The remainder of E3 was essentially damage control for Microsoft. They were placed in a position where they had to defend the mandatory inclusion of the Kinect with the console, the always online DRM, and the price point. Their efforts became nothing short of a disaster on that front, too. Facing a barrage of questions about how the always online nature of the box might alienate a portion of their customer base, Don Mattrick answered with: “we have a product for people who aren’t able to get some form of connectivity, it’s called Xbox 360.” Regardless of how true it may be that gaming, and society in general, is moving more and more towards a state of being always connected, this statement was indicative of how out of touch the leadership at Microsoft really was. At a time when they needed to be easing people’s concerns, they were doubling down.
That statement was made by Mattrick on June 12, 2013. On July 1, he was no longer the head of Xbox and no longer employed by Microsoft. In a statement, the company said he was leaving to explore other opportunities – namely to be the CEO of Zynga – but does anyone really believe that? The timing was way too much of a coincidence. On May 21, Mattrick revealed what was to be his crowning achievement, then just six weeks later decides he’d rather oversee Farmville? Sure. The likely reality is that for a company as visible as Microsoft, being embarrassed in public fashion the way they had been was beyond unacceptable. Add to that the fact that they still had to try to sell the Xbox One to consumers. They desperately needed to change the message and the image of the console, and any attempt to do that with Mattrick as the face of the brand would be as disastrous as the previous six weeks had been. In the eyes of gamers, he was the figurehead for everything that had happened, so the reality is that he had to go.
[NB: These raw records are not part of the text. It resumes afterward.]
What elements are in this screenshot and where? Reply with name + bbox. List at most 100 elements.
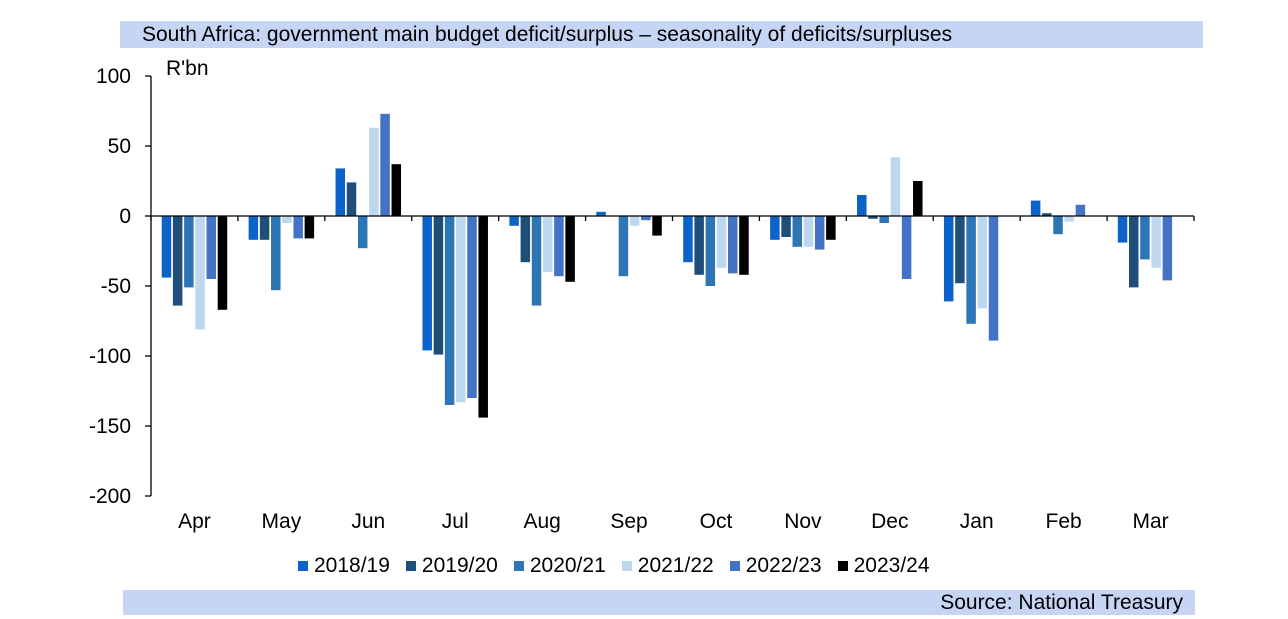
- x-tick-label: Apr: [178, 510, 211, 533]
- bar-2018-19-may: [248, 216, 259, 240]
- bar-2023-24-jul: [478, 216, 488, 418]
- bar-2018-19-feb: [1030, 200, 1041, 216]
- bar-2019-20-may: [259, 216, 270, 240]
- bar-2018-19-nov: [770, 216, 780, 240]
- x-tick-label: Jun: [351, 510, 385, 533]
- bar-2021-22-aug: [542, 216, 553, 272]
- bar-2020-21-nov: [792, 216, 803, 247]
- y-axis-label: R'bn: [166, 57, 209, 80]
- bar-2022-23-jul: [467, 216, 477, 398]
- bar-2019-20-jun: [346, 182, 357, 216]
- bar-2019-20-dec: [868, 216, 878, 219]
- y-tick-label: -200: [89, 485, 131, 508]
- bar-2022-23-oct: [728, 216, 738, 274]
- legend-label: 2019/20: [421, 554, 498, 577]
- x-tick-label: Jul: [442, 510, 469, 533]
- bar-2018-19-apr: [161, 216, 172, 278]
- bar-2021-22-jul: [456, 216, 466, 403]
- bar-2021-22-nov: [803, 216, 814, 247]
- bar-2020-21-may: [271, 216, 281, 291]
- bar-2023-24-oct: [739, 216, 749, 275]
- bar-2023-24-sep: [652, 216, 662, 236]
- bar-2022-23-dec: [901, 216, 912, 279]
- legend-swatch: [621, 561, 632, 571]
- bar-2021-22-jan: [977, 216, 988, 309]
- x-tick-label: Jan: [960, 510, 994, 533]
- bar-2023-24-aug: [565, 216, 575, 282]
- y-tick-label: 50: [108, 135, 131, 158]
- x-tick-label: Nov: [784, 510, 822, 533]
- x-tick-label: Feb: [1046, 510, 1082, 533]
- y-tick-label: -100: [89, 345, 131, 368]
- legend-swatch: [405, 561, 416, 571]
- legend-label: 2020/21: [529, 554, 606, 577]
- bar-2019-20-nov: [781, 216, 791, 237]
- x-tick-label: May: [262, 510, 302, 533]
- bar-2020-21-sep: [618, 216, 629, 277]
- bar-2023-24-dec: [913, 181, 923, 216]
- bar-2019-20-apr: [172, 216, 183, 306]
- source-note: Source: National Treasury: [940, 591, 1183, 614]
- bar-2022-23-apr: [206, 216, 217, 279]
- bar-2018-19-mar: [1117, 216, 1128, 243]
- chart-title-band: South Africa: government main budget def…: [120, 21, 1203, 48]
- bar-2019-20-jul: [433, 216, 444, 355]
- bar-2018-19-jun: [335, 168, 346, 216]
- legend-swatch: [513, 561, 524, 571]
- legend-item: 2018/19: [298, 554, 390, 578]
- legend-item: 2020/21: [513, 554, 606, 578]
- legend-item: 2023/24: [837, 554, 930, 578]
- legend-item: 2019/20: [405, 554, 498, 578]
- bar-2020-21-aug: [531, 216, 542, 306]
- bar-2023-24-apr: [217, 216, 228, 310]
- bar-2021-22-may: [282, 216, 292, 223]
- legend-label: 2023/24: [853, 554, 930, 577]
- legend-label: 2021/22: [637, 554, 714, 577]
- bar-2022-23-jun: [380, 113, 390, 216]
- chart-title: South Africa: government main budget def…: [142, 23, 953, 46]
- legend-label: 2022/23: [745, 554, 822, 577]
- y-tick-label: -50: [101, 275, 131, 298]
- bar-2020-21-jan: [966, 216, 976, 324]
- bar-2018-19-oct: [683, 216, 693, 263]
- bar-2020-21-apr: [184, 216, 194, 288]
- chart-legend: 2018/19 2019/20 2020/21 2021/22 2022/23 2023/…: [298, 554, 946, 578]
- legend-swatch: [729, 561, 740, 571]
- bar-2023-24-may: [304, 216, 315, 239]
- bar-2022-23-mar: [1162, 216, 1173, 281]
- bar-2023-24-jun: [391, 164, 402, 216]
- bar-2022-23-nov: [814, 216, 825, 250]
- bar-2019-20-aug: [520, 216, 531, 263]
- bar-2023-24-nov: [826, 216, 836, 240]
- legend-swatch: [837, 561, 848, 571]
- bar-2020-21-oct: [705, 216, 716, 286]
- bar-2021-22-mar: [1151, 216, 1161, 268]
- bar-2022-23-aug: [554, 216, 564, 277]
- bar-2021-22-sep: [629, 216, 640, 226]
- y-tick-label: -150: [89, 415, 131, 438]
- bar-2022-23-may: [293, 216, 303, 239]
- y-tick-label: 100: [96, 65, 131, 88]
- bar-2020-21-mar: [1140, 216, 1150, 260]
- bar-2022-23-sep: [641, 216, 651, 221]
- bar-2021-22-feb: [1064, 216, 1074, 222]
- legend-item: 2021/22: [621, 554, 714, 578]
- bar-2019-20-feb: [1042, 213, 1052, 216]
- bar-2019-20-oct: [694, 216, 704, 275]
- bar-2021-22-apr: [195, 216, 205, 330]
- legend-label: 2018/19: [314, 554, 390, 577]
- x-tick-label: Oct: [700, 510, 733, 533]
- bar-2020-21-dec: [879, 216, 889, 223]
- bar-2022-23-jan: [988, 216, 999, 341]
- legend-swatch: [298, 561, 308, 571]
- x-tick-label: Mar: [1132, 510, 1168, 533]
- bar-2019-20-jan: [955, 216, 965, 284]
- bar-2018-19-dec: [857, 195, 867, 216]
- bar-2018-19-sep: [596, 211, 606, 216]
- bar-2018-19-jan: [943, 216, 954, 302]
- bar-2020-21-jul: [444, 216, 455, 405]
- bar-2021-22-jun: [369, 127, 379, 216]
- bar-2019-20-mar: [1128, 216, 1139, 288]
- x-tick-label: Dec: [871, 510, 908, 533]
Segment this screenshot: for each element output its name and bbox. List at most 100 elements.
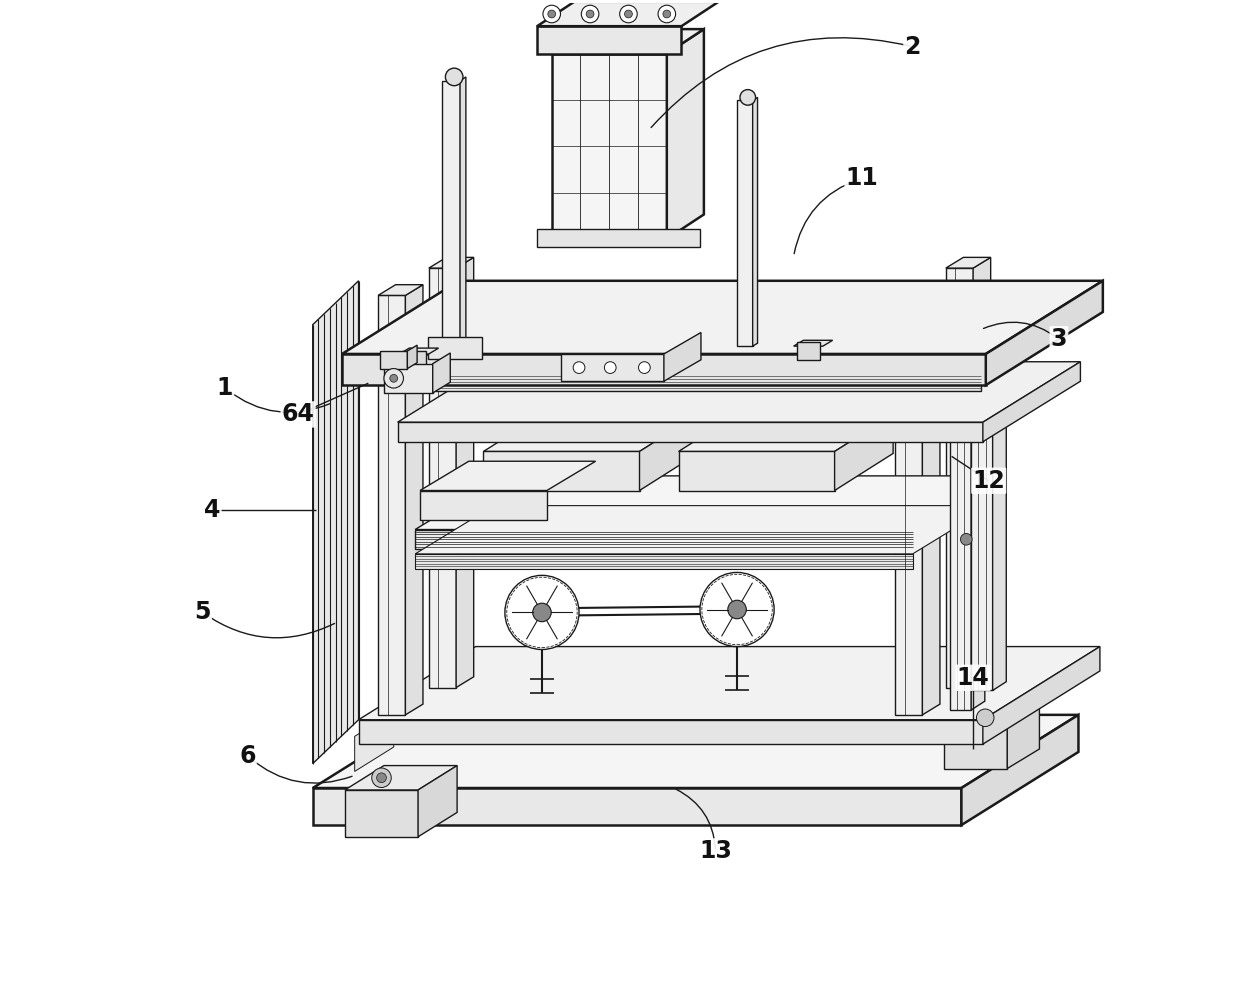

Mattrick leaving wasn’t the first step Microsoft took in attempting to quickly change the perception of the Xbox One. I can only imagine the heated meetings that probably took place in Redmond after E3 2013. On June 19, just one week after E3, Microsoft announced a complete abandonment of the DRM, daily online “check-in”, and game sharing policies. Some saw this as a panic move, and in the U.S., where “flip-flopping” is seen as weakness, Microsoft was ridiculed. Looking back though, how was this not the smartest and only possible move they had to make? They had to do something, and doing it sooner was better. By doing it in June, they could absorb the criticism in June and July, and by the end of the summer they’d at least have a chance to make the conversation be about what the console can do again.
Despite their best (albeit late) efforts, the Xbox One was being outsold 3-1 by the PlayStation 4 in the United States when the consoles launched in November 2013. That number was extremely concerning because it was in the U.S. that the Xbox 360 dominated. Clearly, Microsoft still had a lot of work to do if they wanted the console to be seen as a viable option by the public. In order to do that, they would have to not just reverse policies, but reverse the perception that the PlayStation 4 was the only console out there that was pro-gamer.